Look this is watching a game indoors. Space matters. They can invite OP’s family if 6 or two families of 3. It is what it is.



It was an outdoor watch party. We have four kids, including a set of twins. I get that our family is too large for casual socializing, but for
“Family” to say we are too large of a family for them hurts.


I suspect there is more context here that you’re not sharing but would help explain the decision. How many other children were there? How do their ages compare to yours?
Anonymous
Even being family doesn’t mean you get invited to everything.
Anonymous
So only blood relatives got together? Is that correct?

I have close friends who I consider family. This does not mean they never get together with their blood relatives without me.

You were rude to ask why you weren’t invited.

Don’t trash a friendship over this.
Anonymous
Anonymous wrote:We have very close family friends (adult children and grandparents) and no local family where we live. We have known the family friends for 18 years ( we are 40) and consider them our family here. We spend the Jewish holidays together, attend each other’s kid recitals, etc. Last week, we found out by social media that they all got together to watch a football game from our hometown (we all live away from our home state), and we were not invited. When we mentioned it, my friend said that we have too many kids to be included.

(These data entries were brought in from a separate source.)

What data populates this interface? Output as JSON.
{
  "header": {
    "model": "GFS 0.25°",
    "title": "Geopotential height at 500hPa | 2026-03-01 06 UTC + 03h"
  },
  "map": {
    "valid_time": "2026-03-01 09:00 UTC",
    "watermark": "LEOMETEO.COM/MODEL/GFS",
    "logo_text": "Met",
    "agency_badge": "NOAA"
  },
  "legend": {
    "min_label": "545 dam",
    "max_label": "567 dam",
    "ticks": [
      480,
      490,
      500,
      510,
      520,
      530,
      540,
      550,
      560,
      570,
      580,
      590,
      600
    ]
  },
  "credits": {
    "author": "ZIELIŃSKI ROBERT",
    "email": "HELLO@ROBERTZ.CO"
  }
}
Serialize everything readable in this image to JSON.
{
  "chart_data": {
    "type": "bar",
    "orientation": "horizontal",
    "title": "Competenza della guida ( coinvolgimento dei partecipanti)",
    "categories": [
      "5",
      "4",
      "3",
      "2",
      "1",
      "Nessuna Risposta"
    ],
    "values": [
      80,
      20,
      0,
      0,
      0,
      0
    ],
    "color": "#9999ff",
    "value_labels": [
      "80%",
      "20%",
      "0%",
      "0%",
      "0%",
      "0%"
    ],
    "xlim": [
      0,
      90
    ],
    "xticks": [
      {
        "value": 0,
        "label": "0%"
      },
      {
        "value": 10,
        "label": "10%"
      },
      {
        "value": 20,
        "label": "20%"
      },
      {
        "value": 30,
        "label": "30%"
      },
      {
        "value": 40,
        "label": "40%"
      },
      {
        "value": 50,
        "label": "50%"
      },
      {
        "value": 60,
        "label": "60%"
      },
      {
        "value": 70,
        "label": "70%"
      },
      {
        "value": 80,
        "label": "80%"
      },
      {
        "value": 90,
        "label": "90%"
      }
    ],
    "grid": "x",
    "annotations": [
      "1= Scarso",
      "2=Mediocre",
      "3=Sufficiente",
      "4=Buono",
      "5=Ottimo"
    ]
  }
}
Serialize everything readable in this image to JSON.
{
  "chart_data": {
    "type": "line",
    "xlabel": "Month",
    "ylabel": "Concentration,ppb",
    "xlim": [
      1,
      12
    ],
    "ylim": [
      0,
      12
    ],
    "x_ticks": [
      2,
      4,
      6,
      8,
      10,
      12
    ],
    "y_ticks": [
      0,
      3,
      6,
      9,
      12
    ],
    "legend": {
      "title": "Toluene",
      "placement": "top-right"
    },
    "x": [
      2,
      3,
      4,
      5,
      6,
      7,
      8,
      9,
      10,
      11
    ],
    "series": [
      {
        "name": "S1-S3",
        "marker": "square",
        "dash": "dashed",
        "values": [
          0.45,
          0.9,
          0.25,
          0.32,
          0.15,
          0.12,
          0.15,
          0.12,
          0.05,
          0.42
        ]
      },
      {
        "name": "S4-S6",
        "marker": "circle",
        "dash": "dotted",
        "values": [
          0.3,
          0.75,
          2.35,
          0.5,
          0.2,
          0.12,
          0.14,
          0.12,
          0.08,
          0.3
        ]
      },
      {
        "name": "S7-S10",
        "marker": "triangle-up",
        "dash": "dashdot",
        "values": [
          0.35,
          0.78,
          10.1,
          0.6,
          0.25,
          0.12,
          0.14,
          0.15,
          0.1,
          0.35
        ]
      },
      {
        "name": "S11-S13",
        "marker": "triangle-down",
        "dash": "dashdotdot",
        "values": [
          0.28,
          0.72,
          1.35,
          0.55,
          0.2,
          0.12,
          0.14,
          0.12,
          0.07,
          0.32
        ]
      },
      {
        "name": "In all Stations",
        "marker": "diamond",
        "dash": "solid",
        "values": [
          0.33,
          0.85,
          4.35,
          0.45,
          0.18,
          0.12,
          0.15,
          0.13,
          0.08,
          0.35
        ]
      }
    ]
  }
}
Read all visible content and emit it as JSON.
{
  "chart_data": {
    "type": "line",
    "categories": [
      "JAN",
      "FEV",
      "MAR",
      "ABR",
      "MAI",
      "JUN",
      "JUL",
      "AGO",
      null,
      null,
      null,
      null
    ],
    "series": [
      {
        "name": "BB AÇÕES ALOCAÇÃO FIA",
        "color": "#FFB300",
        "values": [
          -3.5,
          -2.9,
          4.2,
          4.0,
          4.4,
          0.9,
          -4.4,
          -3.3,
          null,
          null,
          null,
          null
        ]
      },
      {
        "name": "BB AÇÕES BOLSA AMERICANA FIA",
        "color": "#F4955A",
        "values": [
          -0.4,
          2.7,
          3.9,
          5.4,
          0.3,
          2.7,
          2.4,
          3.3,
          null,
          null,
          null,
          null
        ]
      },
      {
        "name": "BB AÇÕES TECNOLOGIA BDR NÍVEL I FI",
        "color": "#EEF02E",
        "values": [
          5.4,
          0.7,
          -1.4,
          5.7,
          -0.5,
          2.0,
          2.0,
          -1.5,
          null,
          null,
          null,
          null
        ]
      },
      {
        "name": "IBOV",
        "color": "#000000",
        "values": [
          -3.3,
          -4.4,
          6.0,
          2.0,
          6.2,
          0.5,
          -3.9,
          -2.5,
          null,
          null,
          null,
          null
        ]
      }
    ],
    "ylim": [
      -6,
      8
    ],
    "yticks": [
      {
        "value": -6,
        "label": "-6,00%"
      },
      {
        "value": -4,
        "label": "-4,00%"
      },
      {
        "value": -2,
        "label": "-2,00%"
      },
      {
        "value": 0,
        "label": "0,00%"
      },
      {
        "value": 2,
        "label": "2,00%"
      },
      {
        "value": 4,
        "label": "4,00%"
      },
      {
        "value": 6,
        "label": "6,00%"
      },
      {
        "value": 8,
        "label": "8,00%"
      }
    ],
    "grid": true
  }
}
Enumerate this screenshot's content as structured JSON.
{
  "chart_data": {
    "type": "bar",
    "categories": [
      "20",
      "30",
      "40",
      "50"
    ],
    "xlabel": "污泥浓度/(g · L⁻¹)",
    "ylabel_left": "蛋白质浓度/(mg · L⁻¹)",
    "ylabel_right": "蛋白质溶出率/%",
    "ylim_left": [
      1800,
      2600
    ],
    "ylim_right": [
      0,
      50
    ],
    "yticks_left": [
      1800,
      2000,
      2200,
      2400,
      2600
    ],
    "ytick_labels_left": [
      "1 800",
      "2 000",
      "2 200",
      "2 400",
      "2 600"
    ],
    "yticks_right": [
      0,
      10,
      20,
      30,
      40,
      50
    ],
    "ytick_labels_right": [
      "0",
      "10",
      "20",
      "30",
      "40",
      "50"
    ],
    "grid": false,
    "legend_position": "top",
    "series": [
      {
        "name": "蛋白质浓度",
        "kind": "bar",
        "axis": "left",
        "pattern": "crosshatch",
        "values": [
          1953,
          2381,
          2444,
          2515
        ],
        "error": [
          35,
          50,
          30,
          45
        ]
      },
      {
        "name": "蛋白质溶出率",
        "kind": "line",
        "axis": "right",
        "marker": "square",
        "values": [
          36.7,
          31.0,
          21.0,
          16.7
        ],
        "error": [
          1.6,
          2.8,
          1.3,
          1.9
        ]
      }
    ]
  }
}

Ouch. I have been seriously burned and have learned a lesson. Blood family will always be tighter than “friends who are family”.


You're upset because you didn't get invited to ONE thing? Nobody gets invited to everything. You seems like you're looking for reasons to be upset. Also, double-check your kids' behavior - generally it's not that people have "too many kids" but that their kids are badly behaved.
Anonymous
Anonymous wrote:
Anonymous wrote:
Anonymous wrote:
Anonymous wrote:How many kids do you have? If you have 4 and everyone else has 1 or 2 this makes sense. Sorry, that’s the reality of having a big family.

Because OP has 2 extra kids they can’t join? That makes no sense if there are already a bunch of other kids there.


Look this is watching a game indoors. Space matters. They can invite OP’s family if 6 or two families of 3. It is what it is.



It was an outdoor watch party. We have four kids, including a set of twins. I get that our family is too large for casual socializing, but for
“Family” to say we are too large of a family for them hurts.


If you get so “hurt” over them “letting you down” *one time in 18 years* of friendship, then I hope for their sake that you give them some space for a while. How ungrateful, for you to repay 18 years of friendship with being this entitled and pouty over ONE time that you weren’t invited. One time. In 18 years.
Anonymous
Anonymous wrote:Even being family doesn’t mean you get invited to everything.


YEP! My local cousin has four kids, and we don’t always feel like feeding six extra mouths or having six extra bodies in our house, so sometimes we just have a casual dinner with our other local relatives (my older aunt and uncle). Big freaking deal.